"The Earl goes on to say, 'It appeared clear from this that there was no chance of our being able to maintain any relations of amity with the Ti-pings; and as they seemed determined to destroy us, all that we could do was to protect our trade and the lives of our merchants.'
"It is not to be expected that we can be on terms of amity while we make Shanghae the arsenal of the Imperialists, and carry out our intervention on the principle by which it has hitherto been characterized.
"A most disgraceful affair took place the other day. Nine young gentlemen, members of the Shanghae Mounted Volunteer Corps, went out one afternoon with Captain Borlase, of H.M. ship Pearl, and a party of men, to reconnoitre. They came on a number of Ti-pings, who on seeing the horses, immediately threw away their arms, and ran off half naked. Captain Borlase gave the order to pursue and to give no quarter.[33] These young gentlemen accordingly amused themselves that afternoon in cold-blooded murder, and their captain distinguished himself, it is said, by the chivalrous action of killing a man lying badly wounded on the ground. One of the number, a young friend of mine, I am glad to say, refused to obey the order he received. I say that if H.M.'s officers are to be permitted to give such brutal orders, the sooner we cease to talk of Ti-ping cruelties and the savageries of General Butler the better.... A cry has been got up about the cruelties of the Ti-pings, for want of a better war-cry, and our people are taught to illustrate Christianity by the perpetration of cruelties, considering our lights, infinitely more atrocious. The conduct of the Ti-pings, notwithstanding all the provocation they have received, towards foreigners who have had to enter their lines on business, contrasts in their favour with our conduct to them.

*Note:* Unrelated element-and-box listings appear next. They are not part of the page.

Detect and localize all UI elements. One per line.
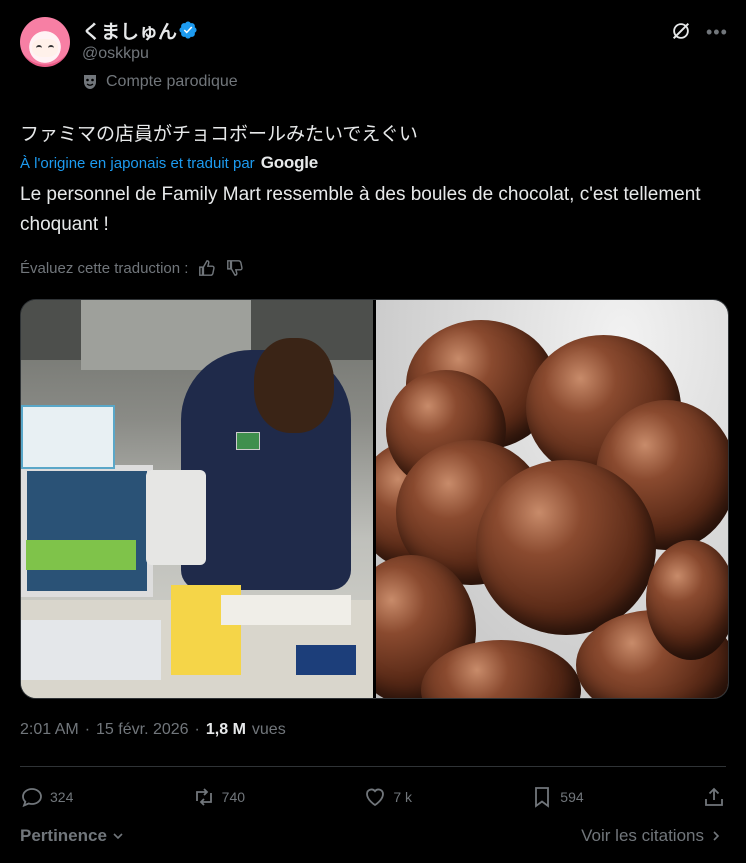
avatar-face <box>32 39 58 57</box>
like-button[interactable]: 7 k <box>363 785 412 809</box>
bookmark-button[interactable]: 594 <box>530 785 584 809</box>
rate-translation: Évaluez cette traduction : <box>20 259 244 277</box>
heart-icon <box>366 788 385 807</box>
tweet-translation-text: Le personnel de Family Mart ressemble à … <box>20 184 701 235</box>
repost-button[interactable]: 740 <box>192 785 245 809</box>
like-count: 7 k <box>393 789 412 805</box>
reply-icon <box>22 788 42 808</box>
tweet-actions: 324 740 7 k 594 <box>20 785 726 809</box>
grok-icon[interactable] <box>670 20 692 42</box>
bookmark-count: 594 <box>560 789 584 805</box>
divider <box>20 766 726 767</box>
tweet-original-text: ファミマの店員がチョコボールみたいでえぐい <box>20 124 418 145</box>
chevron-down-icon <box>113 833 123 840</box>
sort-label[interactable]: Pertinence <box>20 826 107 846</box>
store-clerk-photo[interactable] <box>21 300 373 698</box>
sort-dropdown[interactable]: Pertinence <box>20 826 125 846</box>
thumbs-up-icon[interactable] <box>198 259 216 277</box>
tweet-media[interactable] <box>20 299 729 699</box>
thumbs-down-icon[interactable] <box>226 259 244 277</box>
translation-attribution[interactable]: À l'origine en japonais et traduit par G… <box>20 153 318 173</box>
meta-separator: · <box>194 721 200 738</box>
tweet-date[interactable]: 15 févr. 2026 <box>96 721 189 739</box>
repost-icon <box>195 788 212 806</box>
share-icon <box>705 787 723 806</box>
parody-label-text: Compte parodique <box>106 73 238 90</box>
share-button[interactable] <box>702 785 726 809</box>
chocolate-balls-photo[interactable] <box>376 300 728 698</box>
avatar-eye <box>48 45 54 51</box>
avatar-eye <box>36 45 42 51</box>
views-count: 1,8 M <box>205 721 246 738</box>
chevron-right-icon <box>713 831 720 841</box>
bookmark-icon <box>535 787 550 808</box>
translated-by-label[interactable]: À l'origine en japonais et traduit par <box>20 155 255 172</box>
author-name[interactable]: くましゅん <box>82 17 177 44</box>
repost-count: 740 <box>221 789 246 805</box>
avatar[interactable] <box>20 17 70 67</box>
reply-count: 324 <box>50 789 74 805</box>
reply-button[interactable]: 324 <box>20 785 73 809</box>
more-options-icon[interactable]: ••• <box>706 22 728 43</box>
meta-separator: · <box>84 721 91 738</box>
parody-label: Compte parodique <box>82 73 238 91</box>
rate-translation-label: Évaluez cette traduction : <box>20 259 189 277</box>
theater-mask-icon <box>84 75 96 89</box>
verified-badge-icon[interactable] <box>178 20 198 40</box>
author-handle[interactable]: @oskkpu <box>82 45 149 63</box>
view-quotes-label[interactable]: Voir les citations <box>581 826 704 846</box>
google-logo: Google <box>260 153 319 172</box>
views-label: vues <box>251 721 286 738</box>
view-quotes-link[interactable]: Voir les citations <box>581 826 722 846</box>
tweet-meta: 2:01 AM · 15 févr. 2026 · 1,8 M vues <box>20 721 286 739</box>
tweet-time[interactable]: 2:01 AM <box>20 721 79 739</box>
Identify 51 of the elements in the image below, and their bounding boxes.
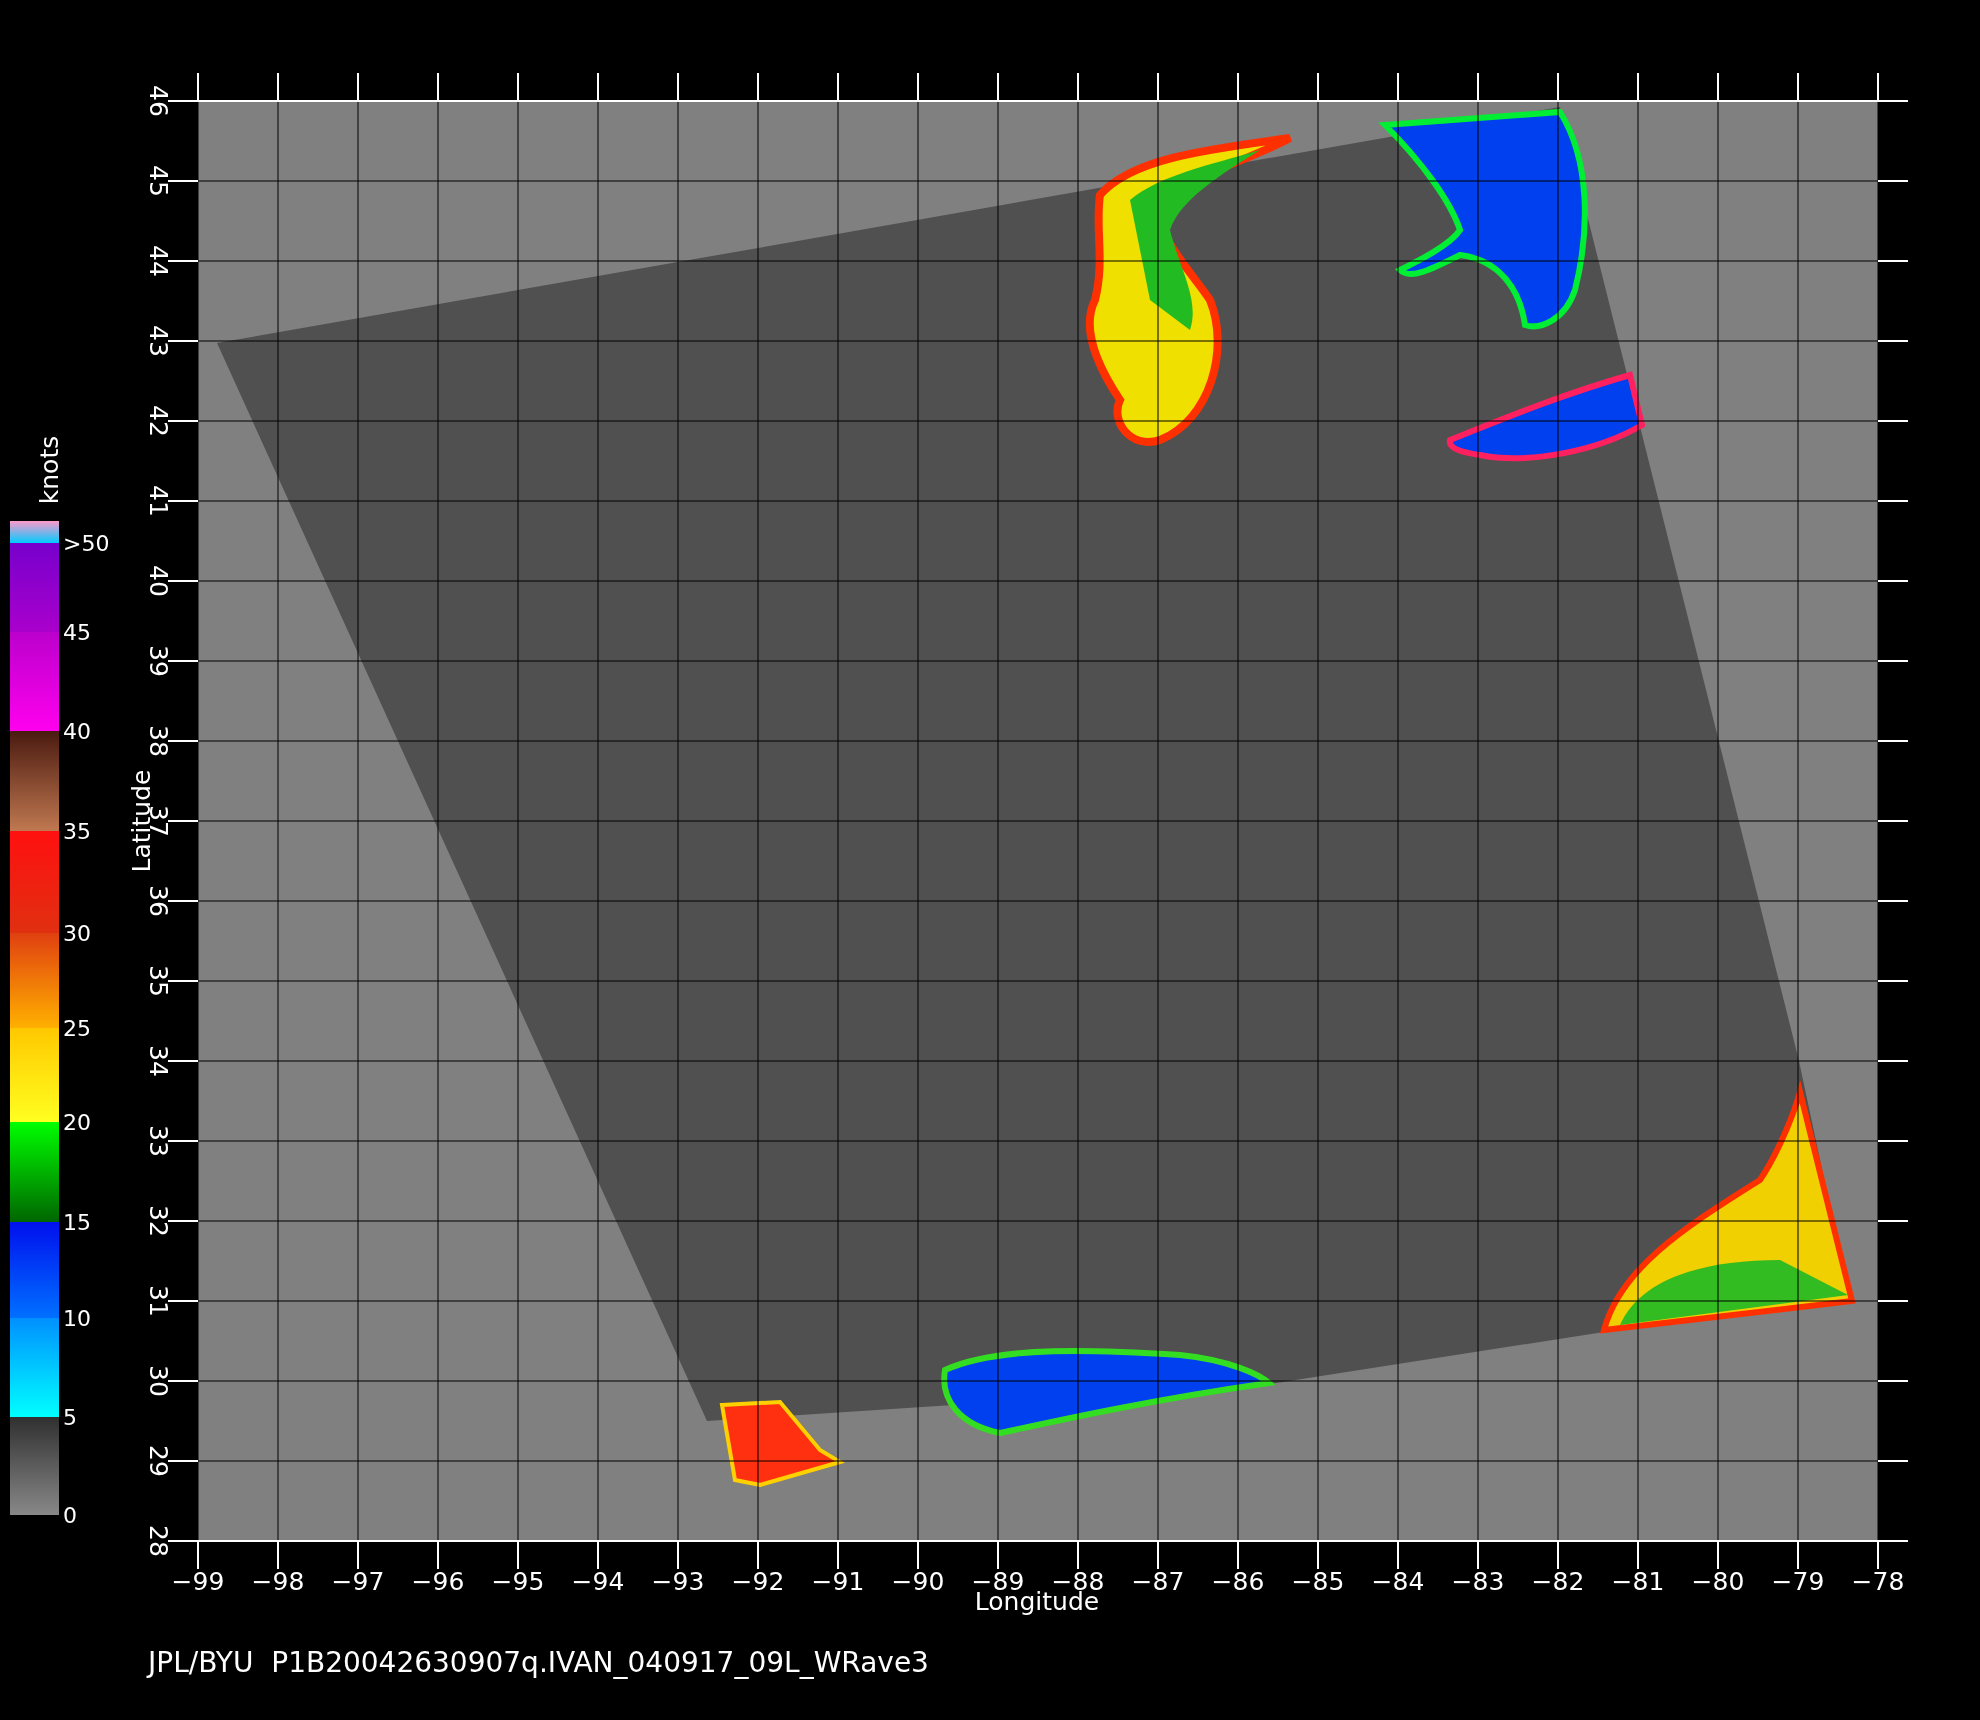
colorbar-label: 45 [63, 620, 91, 645]
latitude-tick-label: 28 [144, 1525, 173, 1557]
longitude-tick-label: −99 [171, 1567, 225, 1596]
latitude-tick-label: 43 [144, 325, 173, 357]
longitude-tick-label: −91 [811, 1567, 865, 1596]
colorbar-label: 5 [63, 1405, 77, 1430]
latitude-tick-label: 39 [144, 645, 173, 677]
latitude-tick-label: 41 [144, 485, 173, 517]
longitude-tick-label: −96 [411, 1567, 465, 1596]
longitude-tick-label: −93 [651, 1567, 705, 1596]
latitude-tick-label: 34 [144, 1045, 173, 1077]
longitude-tick-label: −79 [1771, 1567, 1825, 1596]
longitude-tick-label: −94 [571, 1567, 625, 1596]
latitude-tick-label: 35 [144, 965, 173, 997]
longitude-tick-label: −92 [731, 1567, 785, 1596]
latitude-tick-label: 29 [144, 1445, 173, 1477]
longitude-tick-label: −83 [1451, 1567, 1505, 1596]
longitude-tick-label: −82 [1531, 1567, 1585, 1596]
longitude-tick-label: −95 [491, 1567, 545, 1596]
latitude-tick-label: 33 [144, 1125, 173, 1157]
colorbar-label: 30 [63, 921, 91, 946]
latitude-tick-label: 32 [144, 1205, 173, 1237]
latitude-tick-label: 30 [144, 1365, 173, 1397]
longitude-tick-label: −85 [1291, 1567, 1345, 1596]
longitude-tick-label: −97 [331, 1567, 385, 1596]
latitude-tick-label: 44 [144, 245, 173, 277]
latitude-tick-label: 31 [144, 1285, 173, 1317]
longitude-tick-label: −87 [1131, 1567, 1185, 1596]
latitude-tick-label: 45 [144, 165, 173, 197]
colorbar-label: 35 [63, 819, 91, 844]
colorbar-label: 25 [63, 1016, 91, 1041]
longitude-tick-label: −98 [251, 1567, 305, 1596]
colorbar-label: 15 [63, 1210, 91, 1235]
latitude-tick-label: 42 [144, 405, 173, 437]
longitude-tick-label: −90 [891, 1567, 945, 1596]
colorbar-title: knots [35, 435, 64, 505]
colorbar-label: >50 [63, 531, 110, 556]
longitude-tick-label: −80 [1691, 1567, 1745, 1596]
longitude-tick-label: −81 [1611, 1567, 1665, 1596]
latitude-tick-label: 40 [144, 565, 173, 597]
latitude-tick-label: 36 [144, 885, 173, 917]
latitude-tick-label: 38 [144, 725, 173, 757]
colorbar-label: 0 [63, 1503, 77, 1528]
longitude-tick-label: −78 [1851, 1567, 1905, 1596]
longitude-tick-label: −84 [1371, 1567, 1425, 1596]
longitude-tick-label: −86 [1211, 1567, 1265, 1596]
footer-caption: JPL/BYU P1B20042630907q.IVAN_040917_09L_WRave3 [148, 1646, 929, 1679]
colorbar-label: 40 [63, 719, 91, 744]
colorbar-label: 10 [63, 1306, 91, 1331]
colorbar-label: 20 [63, 1110, 91, 1135]
latitude-tick-label: 46 [144, 85, 173, 117]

"From Captain Osborne's appointment, I infer that my friend Lay has been entirely Imperialist in the advice he has given the Government.
"I regret that Osborne should have taken such an appointment, and that Government should have sanctioned it.
"I regret still more that Palmerston should be making what I consider such a grave mistake on this question, and that is one of the main reasons why I write these letters. Another is that I am convinced our present policy will be detrimental alike to British interests, and to the interests of the Chinese people."
We have seen that Messrs. Jardine and Matheson pronounced the policy of their Government "suicidal." We have now noticed the important evidence of another of the principal merchants, in whose interest it was alleged to be necessary to slaughter the Ti-pings. The British Parliament was persuaded by fallacies, and the "Vampyre" fleet was made ready and sent to China, while the British people were led into the belief that it was organized merely to act against Chinese pirates, the Government organs representing the Ti-pings as "attempting to force a way to the sea coast, where they hope to take to the amphibious life a Chinaman always loves, and prowl at sea or penetrate the inner waters as necessity or opportunity may tempt or dictate." This, and innumerable similar fabrications, are perfectly astounding by the depth of their untruth and the total absence of any foundation. The above-quoted statement is only surpassed by another in the same article of the same newspaper:—"It is, however, the people of China who have broken the force of the Ti-pings, and it is under the dread of their terrible reprisals that the Ti-pings are now attempting to force a way to the sea-coast"!!!
This article, so horribly wicked in purpose and so thoroughly false in substance, was one of those written upon the grand meeting held at the rooms of the Royal Geological Society upon the subject of the "Anglo-Chinese flotilla." The leaders of the quasi-regenerating expedition here held forth to the scientific gentlemen of the Society, their friends, and sundry members of the Government. The speeches they made, their arguments, facts, and declared intentions, were equally reasonable and trustworthy as the statement in the newspaper article eulogising them, and which, by some most extraordinary perversity of knowledge, represented the bitter and ruthless warfare prosecuted by Admirals Hope and Protet, Generals Staveley and Brown, and others, against the Ti-pings, as "the people of China who have broken the force of the Ti-pings." Certes, had such been the case, it required an astonishing quantity of British shot, shell, artillery, and men, to enable the Manchoo Government to occupy any single village or foot of land held by the "broken force!" And one can hardly discover the object of the flotilla if the "people of China" had already done the only thing for which it was being organized; for which Prince Kung was paying, and Mr. Lay, Captain Sherrard Osborne, and his men, receiving a goodly share of that Manchoo mintage. Five months later, this "broken force" was found to be so well able to convert its opponents into a similarly unpleasant state, that upon the 9th day of January, 1863, another order in counsel was passed, making it "lawful for all military officers in Her Majesty's service to enter into the military service of the Emperor of China."
To resume the history of the "Vampyre" expedition. At the oratorical display of the civil leader and the naval chief, the Chancellor of the Exchequer (with a keen eye to the guarantee the flotilla might afford for the payment of the indemnities by China) was present to see, to hear, to judge, and to wind up in most affecting and impressive style by giving the well-paid, and doubtless well-deserving, adventurers his blessing.